Kenya’s airports manager is set to deploy a State-backed taxi-hailing app for Jomo Kenyatta International Airport (JKIA), eyeing a share of the local passenger traffic dominated by Uber and Bolt.
The Kenya Airports Authority (KAA) has advertised tenders from technology firms to design, develop and manage a mobile- and web-based taxi dispatch platform for licensed airport taxis under a public-private partnership (PPP) model.
The KAA-branded mobile app targets drivers operating yellow taxi cabs.
Under the PPP model, the selected technology firm will build and operate the system and share a percentage of passenger fares with the KAA monthly, tender documents seen by the Business Daily show.
“The overall objective is to design, develop, deploy, and support an official JKIA Airport Digital App, initially focused on regulated taxi booking and ground transport management, and architected as a modular, extensible platform capable of supporting multiple airport commercial and operational services,” say the tender documents.
“Ensures only vetted, airport-authorised drivers operate within JKIA, enhancing safety and compliance.”
This will broaden the KAA’s income streams at a time when it relies on passenger ticket fees and plane landing charges to fund airport upgrades and operational costs.
Passenger traffic at JKIA has surged in recent years to 6.8 million and 2.1 million for international and local travellers in 2024.
The KAA says its taxi-hailing app aims to improve passenger safety, pricing transparency and accountability in airport transport while creating a new digital revenue stream for the authority.
The platform will initially focus on taxi bookings, with an option to schedule rides in advance, but is designed to expand into a broader airport services hub spanning lounge bookings and online shopping.
“The overall objective is to design, develop, deploy, and support an official JKIA Airport Digital App, initially focused on regulated taxi booking and ground transport management, and architected as a modular, extensible platform capable of supporting multiple airport commercial and operational services,” say the tender documents.
Travellers will be booking only authorised taxis through a KAA-branded mobile app, a web portal or on-site kiosks, with real-time fare estimates, vehicle tracking and trip notifications.

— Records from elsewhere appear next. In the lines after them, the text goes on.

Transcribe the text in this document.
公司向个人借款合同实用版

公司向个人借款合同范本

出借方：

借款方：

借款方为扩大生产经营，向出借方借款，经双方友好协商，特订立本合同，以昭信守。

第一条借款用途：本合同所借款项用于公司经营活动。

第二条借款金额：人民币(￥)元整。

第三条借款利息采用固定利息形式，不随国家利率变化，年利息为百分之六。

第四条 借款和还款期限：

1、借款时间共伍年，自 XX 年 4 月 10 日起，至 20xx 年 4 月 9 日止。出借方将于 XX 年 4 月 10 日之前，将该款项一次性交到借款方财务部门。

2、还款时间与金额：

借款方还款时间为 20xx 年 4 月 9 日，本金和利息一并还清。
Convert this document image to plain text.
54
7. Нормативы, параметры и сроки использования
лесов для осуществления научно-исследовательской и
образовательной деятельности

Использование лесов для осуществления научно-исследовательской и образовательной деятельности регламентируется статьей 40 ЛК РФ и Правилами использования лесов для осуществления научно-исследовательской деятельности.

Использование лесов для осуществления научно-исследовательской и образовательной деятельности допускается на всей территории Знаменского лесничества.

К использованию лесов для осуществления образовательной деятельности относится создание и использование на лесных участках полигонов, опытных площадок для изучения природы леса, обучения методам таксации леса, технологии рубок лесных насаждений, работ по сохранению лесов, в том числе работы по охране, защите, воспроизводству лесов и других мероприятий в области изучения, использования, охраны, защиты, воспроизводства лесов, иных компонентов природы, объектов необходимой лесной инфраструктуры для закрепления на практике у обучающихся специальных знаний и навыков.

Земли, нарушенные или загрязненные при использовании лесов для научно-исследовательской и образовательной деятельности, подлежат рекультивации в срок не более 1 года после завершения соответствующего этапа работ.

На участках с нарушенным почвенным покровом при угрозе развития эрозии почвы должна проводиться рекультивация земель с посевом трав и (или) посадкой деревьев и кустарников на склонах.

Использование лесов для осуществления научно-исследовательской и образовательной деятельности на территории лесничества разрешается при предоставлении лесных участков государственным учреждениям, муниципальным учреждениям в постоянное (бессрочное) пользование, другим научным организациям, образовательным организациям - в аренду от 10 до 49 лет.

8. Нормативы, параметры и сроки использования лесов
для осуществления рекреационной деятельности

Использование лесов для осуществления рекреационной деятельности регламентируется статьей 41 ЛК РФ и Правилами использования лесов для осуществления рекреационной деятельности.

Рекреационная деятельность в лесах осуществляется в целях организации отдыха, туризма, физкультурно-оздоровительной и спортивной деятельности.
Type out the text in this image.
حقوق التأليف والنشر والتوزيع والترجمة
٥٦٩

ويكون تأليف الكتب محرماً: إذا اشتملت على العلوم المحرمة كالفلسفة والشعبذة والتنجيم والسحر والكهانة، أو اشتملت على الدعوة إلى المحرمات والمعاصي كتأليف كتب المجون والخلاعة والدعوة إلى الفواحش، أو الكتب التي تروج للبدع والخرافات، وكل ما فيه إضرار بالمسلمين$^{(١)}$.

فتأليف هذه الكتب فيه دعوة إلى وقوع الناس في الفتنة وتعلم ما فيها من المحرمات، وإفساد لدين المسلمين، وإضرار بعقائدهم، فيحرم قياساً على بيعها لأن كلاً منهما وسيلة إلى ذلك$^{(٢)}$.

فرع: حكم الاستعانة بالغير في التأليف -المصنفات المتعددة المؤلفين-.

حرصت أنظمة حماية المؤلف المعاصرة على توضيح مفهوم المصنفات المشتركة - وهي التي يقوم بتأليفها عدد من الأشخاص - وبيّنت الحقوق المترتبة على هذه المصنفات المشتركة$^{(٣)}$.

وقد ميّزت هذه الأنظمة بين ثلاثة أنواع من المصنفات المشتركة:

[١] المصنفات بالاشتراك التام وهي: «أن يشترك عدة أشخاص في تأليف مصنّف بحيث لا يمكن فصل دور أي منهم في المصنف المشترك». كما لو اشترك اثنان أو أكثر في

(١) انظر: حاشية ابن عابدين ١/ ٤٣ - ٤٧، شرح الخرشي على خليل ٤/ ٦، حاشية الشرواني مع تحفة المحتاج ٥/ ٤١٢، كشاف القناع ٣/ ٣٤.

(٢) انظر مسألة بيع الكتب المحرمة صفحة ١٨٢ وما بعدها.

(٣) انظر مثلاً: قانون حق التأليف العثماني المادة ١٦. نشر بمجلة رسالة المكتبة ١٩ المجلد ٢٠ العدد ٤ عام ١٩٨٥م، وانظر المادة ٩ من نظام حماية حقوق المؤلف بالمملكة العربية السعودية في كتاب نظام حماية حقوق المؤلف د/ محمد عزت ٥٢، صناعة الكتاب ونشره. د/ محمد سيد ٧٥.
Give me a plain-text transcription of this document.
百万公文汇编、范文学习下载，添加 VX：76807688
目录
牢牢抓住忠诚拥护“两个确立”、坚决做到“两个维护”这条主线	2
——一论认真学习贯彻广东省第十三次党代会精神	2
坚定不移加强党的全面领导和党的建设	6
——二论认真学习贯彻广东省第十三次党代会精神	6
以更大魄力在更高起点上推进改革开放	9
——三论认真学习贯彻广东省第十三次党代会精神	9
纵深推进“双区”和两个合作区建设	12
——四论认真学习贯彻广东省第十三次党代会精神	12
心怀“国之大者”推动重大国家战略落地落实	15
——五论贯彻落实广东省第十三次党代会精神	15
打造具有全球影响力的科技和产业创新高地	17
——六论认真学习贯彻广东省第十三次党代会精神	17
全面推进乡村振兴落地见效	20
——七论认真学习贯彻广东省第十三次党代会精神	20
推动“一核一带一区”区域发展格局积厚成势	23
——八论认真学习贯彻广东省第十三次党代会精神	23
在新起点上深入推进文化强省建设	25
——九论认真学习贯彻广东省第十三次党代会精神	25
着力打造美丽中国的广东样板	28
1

It will also include a dispatch engine to automatically allocate drivers, similar to how ride-hailing platforms operate, and manage queues across terminals.
The KAA says the app will create geofenced taxi ranks, using GPS technology to manage, track, and restrict vehicle movements, enforce waiting rules, implement surge pricing, and automate app functionality when vehicles enter or exit designated zones.
“Prevents unauthorised pickups and ensures taxis operate only within approved airport zones,” the documents say.
“The system must generate trip, fare, driver, and booking channel reports; daily revenue and monthly commission summaries, performance dashboards and regulatory reports for KAA and NTSA.”
The app must be available on Android and iOS devices and support multiple languages for international travellers, the tender documents say.
The KAA seeks to model its taxi-hailing app on passenger freight services in major international airports that have digital cabs.
TappAXI in the UK, for instance, is an app for booking airport taxi transfers across most UK airports, including London Heathrow and Gatwick.
The app offers pre-booking options to allow scheduling and avoid wait times, fixed fares, flight tracking, where drivers monitor flight delays, and 60 minutes of free waiting time after plane landings.
The KAA seeks to expand the planned digital platform into a multi-service airport app covering online purchase of duty-free items and gifts, parking reservations and lounge bookings.
The app will also be integrated with KAA’s flight information system, providing JKIA terminal maps and indoor navigation readiness, gate alerts, service directories, and customer support options.
The authority has disclosed that the State also seeks to earn money from sponsored tenant listings, digital advertising campaigns and data monetisation on the app.
The winning bidder is required to deploy the system within three months of contract signing and provide ongoing technical support and operations management.
“The selected vendor shall collect passenger fares through the system and remit an agreed percentage to be proposed in the financial bid to KAA monthly,” the tender documents say.